A pointer provides 64-bits (63 … 0) to work with.
|FIXNUM||#b00||The other 62 bits are used to store a signed FIXNUM. The 0b0 bit allows certain arithmetic operations (addition, subtraction, comparison) to be very fast.|
|GENERAL||#b001||In the lower three bits represents a pointer to an object on the heap. The pointer is 8-byte aligned in memory.|
|CONS||#b011||A pointer to a CONS cell. Robert Strandh suggested this so that Common Lisp code can easily distinguish CONS cells from non CONS cells and speed up list traversal.|
|VA-LIST||#b101||A pointer to a wrapped va_list structure pointing to a list of arguments on the stack.|
|CHARACTER||#b010||A character in a 32-bit value (>> 5 to unbox).|
|SINGLE-FLOAT||#b110||Represents a single precision C/C++ float, a 32-bit value (>>5 to unbox).|
|GCTAG||#b111||Headerless objects like CONS cells use this tag to indicate that the tagged word is used by the garbage collector|
I’m especially interested in peoples thoughts on embedding something like a double-precision float within 61 bits. I’m 99.9(repeating)% sure it can’t be done but I’d love something like that. Arithmetic, Arrr! she be a harsh mistress.
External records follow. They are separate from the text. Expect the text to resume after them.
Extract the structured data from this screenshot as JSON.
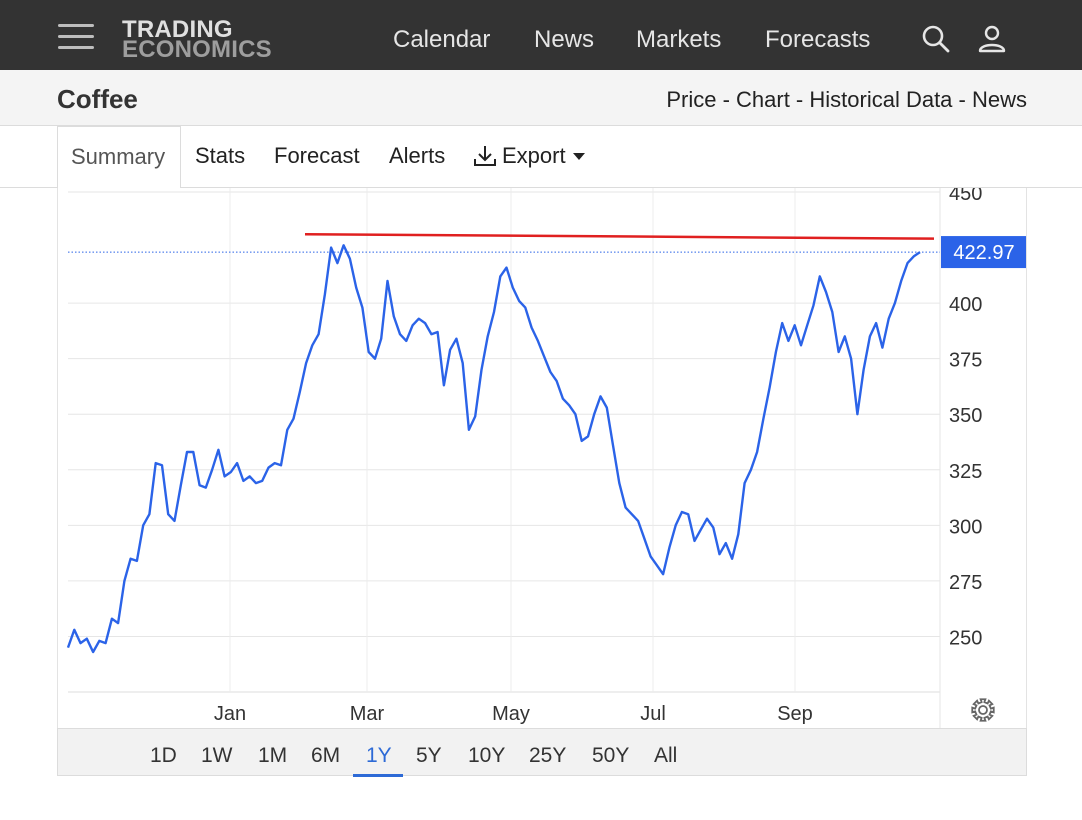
{
  "navbar": {
    "logo_line1": "TRADING",
    "logo_line2": "ECONOMICS",
    "links": [
      "Calendar",
      "News",
      "Markets",
      "Forecasts"
    ],
    "icons": [
      "search-icon",
      "user-icon",
      "menu-icon"
    ]
  },
  "titlebar": {
    "title": "Coffee",
    "subnav": [
      "Price",
      "Chart",
      "Historical Data",
      "News"
    ],
    "separator": " - "
  },
  "tabs": {
    "items": [
      "Summary",
      "Stats",
      "Forecast",
      "Alerts",
      "Export"
    ],
    "active": "Summary"
  },
  "range": {
    "items": [
      "1D",
      "1W",
      "1M",
      "6M",
      "1Y",
      "5Y",
      "10Y",
      "25Y",
      "50Y",
      "All"
    ],
    "active": "1Y"
  },
  "chart_data": {
    "type": "line",
    "x_tick_labels": [
      "Jan",
      "Mar",
      "May",
      "Jul",
      "Sep"
    ],
    "y_tick_labels": [
      "450",
      "400",
      "375",
      "350",
      "325",
      "300",
      "275",
      "250"
    ],
    "ylim": [
      225,
      450
    ],
    "last_value_label": "422.97",
    "grid": true,
    "colors": {
      "line": "#2b63e8",
      "trend": "#e02020",
      "last_value_bg": "#2b63e8"
    },
    "series": [
      {
        "values": [
          245,
          253,
          247,
          249,
          243,
          248,
          247,
          258,
          256,
          275,
          285,
          284,
          300,
          305,
          328,
          327,
          305,
          302,
          318,
          333,
          333,
          318,
          317,
          325,
          334,
          322,
          324,
          328,
          320,
          322,
          319,
          320,
          326,
          328,
          327,
          343,
          348,
          360,
          373,
          381,
          386,
          404,
          425,
          418,
          426,
          420,
          407,
          398,
          378,
          375,
          384,
          410,
          394,
          386,
          383,
          390,
          393,
          391,
          386,
          387,
          363,
          379,
          384,
          373,
          343,
          349,
          370,
          385,
          396,
          412,
          416,
          407,
          401,
          398,
          389,
          383,
          376,
          369,
          365,
          357,
          354,
          350,
          338,
          340,
          350,
          358,
          353,
          336,
          319,
          308,
          305,
          302,
          294,
          286,
          282,
          278,
          290,
          300,
          306,
          305,
          293,
          298,
          303,
          299,
          287,
          292,
          285,
          296,
          319,
          325,
          333,
          348,
          362,
          378,
          391,
          383,
          390,
          381,
          390,
          399,
          412,
          405,
          396,
          378,
          385,
          375,
          350,
          370,
          385,
          391,
          380,
          393,
          400,
          410,
          418,
          421,
          422.97
        ],
        "x_range": [
          "Nov",
          "Oct"
        ]
      }
    ],
    "trend": {
      "from": 431,
      "to": 429
    }
  }
}
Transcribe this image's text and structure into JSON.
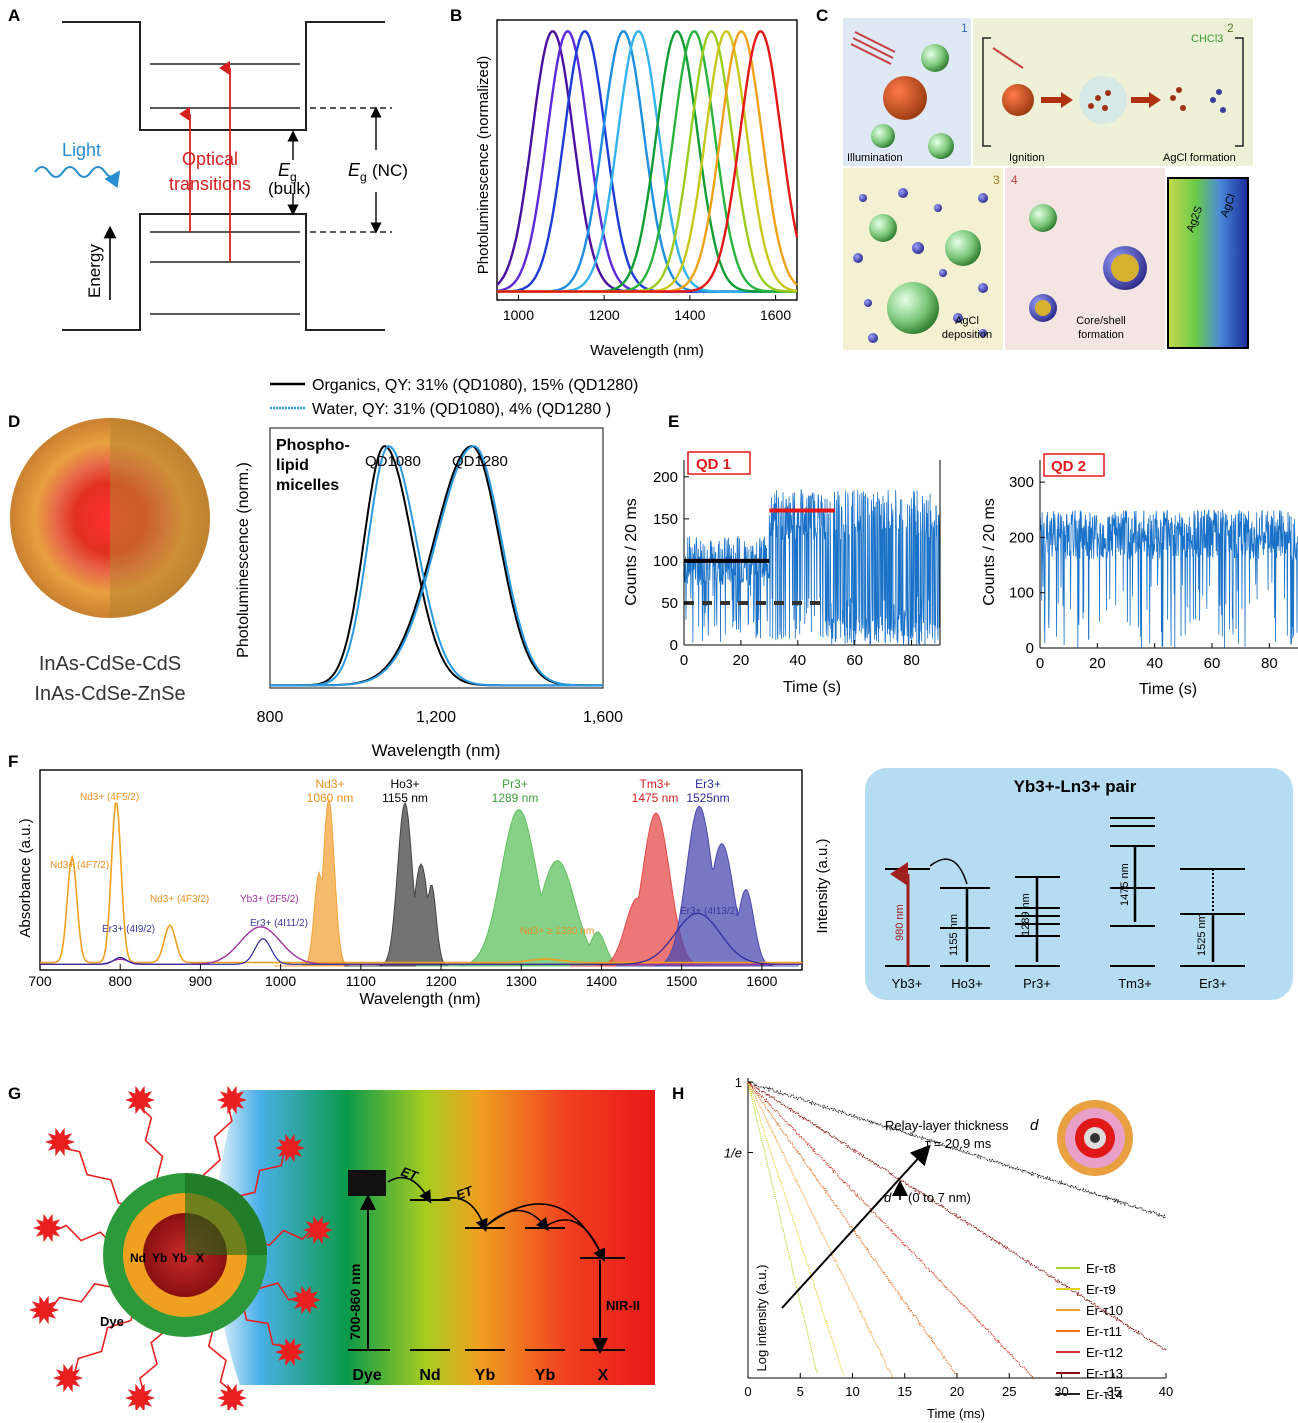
{
  "panels": {
    "A": {
      "label": "A",
      "light": "Light",
      "optical": [
        "Optical",
        "transitions"
      ],
      "eg_bulk": [
        "E",
        "g",
        "(bulk)"
      ],
      "eg_nc": [
        "E",
        "g",
        "(NC)"
      ],
      "energy": "Energy"
    },
    "B": {
      "label": "B",
      "ylabel": "Photoluminescence (normalized)",
      "xlabel": "Wavelength (nm)",
      "xticks": [
        "1000",
        "1200",
        "1400",
        "1600"
      ]
    },
    "C": {
      "label": "C",
      "steps": [
        "1",
        "2",
        "3",
        "4"
      ],
      "illumination": "Illumination",
      "ignition": "Ignition",
      "agcl_formation": "AgCl formation",
      "chcl3": "CHCl3",
      "agcl_deposition": [
        "AgCl",
        "deposition"
      ],
      "coreshell": [
        "Core/shell",
        "formation"
      ],
      "ag2s": "Ag2S",
      "agcl": "AgCl"
    },
    "D": {
      "label": "D",
      "legend1": "Organics, QY: 31% (QD1080), 15% (QD1280)",
      "legend2": "Water, QY: 31% (QD1080), 4% (QD1280 )",
      "struct1": "InAs-CdSe-CdS",
      "struct2": "InAs-CdSe-ZnSe",
      "inset": [
        "Phospho-",
        "lipid",
        "micelles"
      ],
      "qd1080": "QD1080",
      "qd1280": "QD1280",
      "ylabel": "Photoluminescence (norm.)",
      "xlabel": "Wavelength (nm)",
      "xticks": [
        "800",
        "1,200",
        "1,600"
      ]
    },
    "E": {
      "label": "E",
      "qd1": "QD 1",
      "qd2": "QD 2",
      "ylabel": "Counts / 20 ms",
      "xlabel": "Time (s)",
      "yticks1": [
        "0",
        "50",
        "100",
        "150",
        "200"
      ],
      "yticks2": [
        "0",
        "100",
        "200",
        "300"
      ],
      "xticks": [
        "0",
        "20",
        "40",
        "60",
        "80"
      ]
    },
    "F": {
      "label": "F",
      "ylabel": "Absorbance (a.u.)",
      "ylabel2": "Intensity (a.u.)",
      "xlabel": "Wavelength (nm)",
      "xticks": [
        "700",
        "800",
        "900",
        "1000",
        "1100",
        "1200",
        "1300",
        "1400",
        "1500",
        "1600"
      ],
      "peaks": {
        "nd": [
          "Nd3+",
          "1060 nm"
        ],
        "ho": [
          "Ho3+",
          "1155 nm"
        ],
        "pr": [
          "Pr3+",
          "1289 nm"
        ],
        "tm": [
          "Tm3+",
          "1475 nm"
        ],
        "er": [
          "Er3+",
          "1525nm"
        ]
      },
      "abs_labels": [
        "Nd3+ (4F7/2)",
        "Nd3+ (4F5/2)",
        "Nd3+ (4F3/2)",
        "Er3+ (4I9/2)",
        "Yb3+ (2F5/2)",
        "Er3+ (4I11/2)",
        "Er3+ (4I13/2)",
        "Nd3+ ≥ 1330 nm"
      ],
      "pair_title": "Yb3+-Ln3+ pair",
      "ions": [
        "Yb3+",
        "Ho3+",
        "Pr3+",
        "Tm3+",
        "Er3+"
      ],
      "arrows": [
        "980 nm",
        "1155 nm",
        "1289 nm",
        "1475 nm",
        "1525 nm"
      ]
    },
    "G": {
      "label": "G",
      "dye": "Dye",
      "core": [
        "Nd",
        "Yb",
        "Yb",
        "X"
      ],
      "et": "ET",
      "range": "700-860 nm",
      "nir": "NIR-II",
      "levels": [
        "Dye",
        "Nd",
        "Yb",
        "Yb",
        "X"
      ]
    },
    "H": {
      "label": "H",
      "ylabel": "Log intensity (a.u.)",
      "xlabel": "Time (ms)",
      "yticks": [
        "1",
        "1/e"
      ],
      "xticks": [
        "0",
        "5",
        "10",
        "15",
        "20",
        "25",
        "30",
        "35",
        "40"
      ],
      "relay": "Relay-layer thickness",
      "tau": "τ = 20.9 ms",
      "darrow": "(0 to 7 nm)",
      "d": "d"
    }
  },
  "chart_data": [
    {
      "type": "line",
      "panel": "B",
      "xlabel": "Wavelength (nm)",
      "ylabel": "Photoluminescence (normalized)",
      "xlim": [
        950,
        1650
      ],
      "ylim": [
        0,
        1
      ],
      "series": [
        {
          "peak": 1080,
          "color": "#4b0fa0"
        },
        {
          "peak": 1115,
          "color": "#5a2ad8"
        },
        {
          "peak": 1155,
          "color": "#1f3bd6"
        },
        {
          "peak": 1245,
          "color": "#1d8fe0"
        },
        {
          "peak": 1280,
          "color": "#35b3ee"
        },
        {
          "peak": 1370,
          "color": "#109d35"
        },
        {
          "peak": 1410,
          "color": "#28b43d"
        },
        {
          "peak": 1450,
          "color": "#9ccc20"
        },
        {
          "peak": 1485,
          "color": "#c8c81c"
        },
        {
          "peak": 1520,
          "color": "#f0a11a"
        },
        {
          "peak": 1565,
          "color": "#e41818"
        }
      ]
    },
    {
      "type": "line",
      "panel": "D",
      "xlabel": "Wavelength (nm)",
      "ylabel": "Photoluminescence (norm.)",
      "xlim": [
        800,
        1600
      ],
      "ylim": [
        0,
        1
      ],
      "series": [
        {
          "name": "Organics",
          "peaks": [
            1075,
            1285
          ],
          "color": "#000000"
        },
        {
          "name": "Water",
          "peaks": [
            1085,
            1290
          ],
          "color": "#2a9ae0"
        }
      ]
    },
    {
      "type": "line",
      "panel": "E-QD1",
      "xlabel": "Time (s)",
      "ylabel": "Counts / 20 ms",
      "xlim": [
        0,
        90
      ],
      "ylim": [
        0,
        220
      ],
      "levels": [
        {
          "x": [
            0,
            30
          ],
          "y": 100,
          "color": "#000000"
        },
        {
          "x": [
            0,
            50
          ],
          "y": 50,
          "style": "dashed"
        },
        {
          "x": [
            30,
            53
          ],
          "y": 160,
          "color": "#e41818"
        }
      ]
    },
    {
      "type": "line",
      "panel": "E-QD2",
      "xlabel": "Time (s)",
      "ylabel": "Counts / 20 ms",
      "xlim": [
        0,
        90
      ],
      "ylim": [
        0,
        340
      ]
    },
    {
      "type": "area",
      "panel": "F",
      "xlabel": "Wavelength (nm)",
      "ylabel": "Absorbance (a.u.)",
      "xlim": [
        700,
        1650
      ],
      "emission_peaks": [
        {
          "ion": "Nd3+",
          "peak": 1060,
          "color": "#f2a33a"
        },
        {
          "ion": "Ho3+",
          "peak": 1155,
          "color": "#444444"
        },
        {
          "ion": "Pr3+",
          "peak": 1289,
          "color": "#5fc05f"
        },
        {
          "ion": "Tm3+",
          "peak": 1475,
          "color": "#e44a4a"
        },
        {
          "ion": "Er3+",
          "peak": 1525,
          "color": "#4a4ab0"
        }
      ]
    },
    {
      "type": "scatter",
      "panel": "H",
      "xlabel": "Time (ms)",
      "ylabel": "Log intensity (a.u.)",
      "xlim": [
        0,
        40
      ],
      "series": [
        {
          "name": "Er-τ8",
          "tau": 1.6,
          "color": "#a8d820"
        },
        {
          "name": "Er-τ9",
          "tau": 2.2,
          "color": "#e0d020"
        },
        {
          "name": "Er-τ10",
          "tau": 3.3,
          "color": "#f0a030"
        },
        {
          "name": "Er-τ11",
          "tau": 4.8,
          "color": "#e87020"
        },
        {
          "name": "Er-τ12",
          "tau": 6.5,
          "color": "#d83a2a"
        },
        {
          "name": "Er-τ13",
          "tau": 10.5,
          "color": "#8a1010"
        },
        {
          "name": "Er-τ14",
          "tau": 20.9,
          "color": "#222222"
        }
      ]
    }
  ]
}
All pointer access in Clasp is performed using a C++ template class called smart_ptr and it was relatively easy to modify this class to manage the tagged pointers. The untagging/tagging of OTHER-PTR and CONS-PTR pointers is carried out by overloading the C++ dereferencing operators: operator-> and operator*, of the smart_ptr template class.
It was a bit tricky to get these immediate values to play nice with C++ types and inheritance because the Clasp C++ code does not treat all Common Lisp types as a single undifferentiated pointer type. Clasp uses C++ types like T_sp, List_sp, Cons_sp, Float_sp, Symbol_sp, HashTable_sp etc. to distinguish different Common Lisp pointer types from each other within the C++ code. An assignment like:
T_sp x = y;
is valid and very common within the Clasp C++ code. But:
Symbol_sp s = gc::As(a);
will signal a Common Lisp error if
a doesn’t point to a SYMBOL at the time of the assignment to s.
To deal with this I defined a template class: TaggedCast<ToPtr,FromPtr> that provides an “isA” function and a “castOrNULL” function that can be specialized to simulate inheritance between classes that represent immediate values to the regular C++ class hierarchy.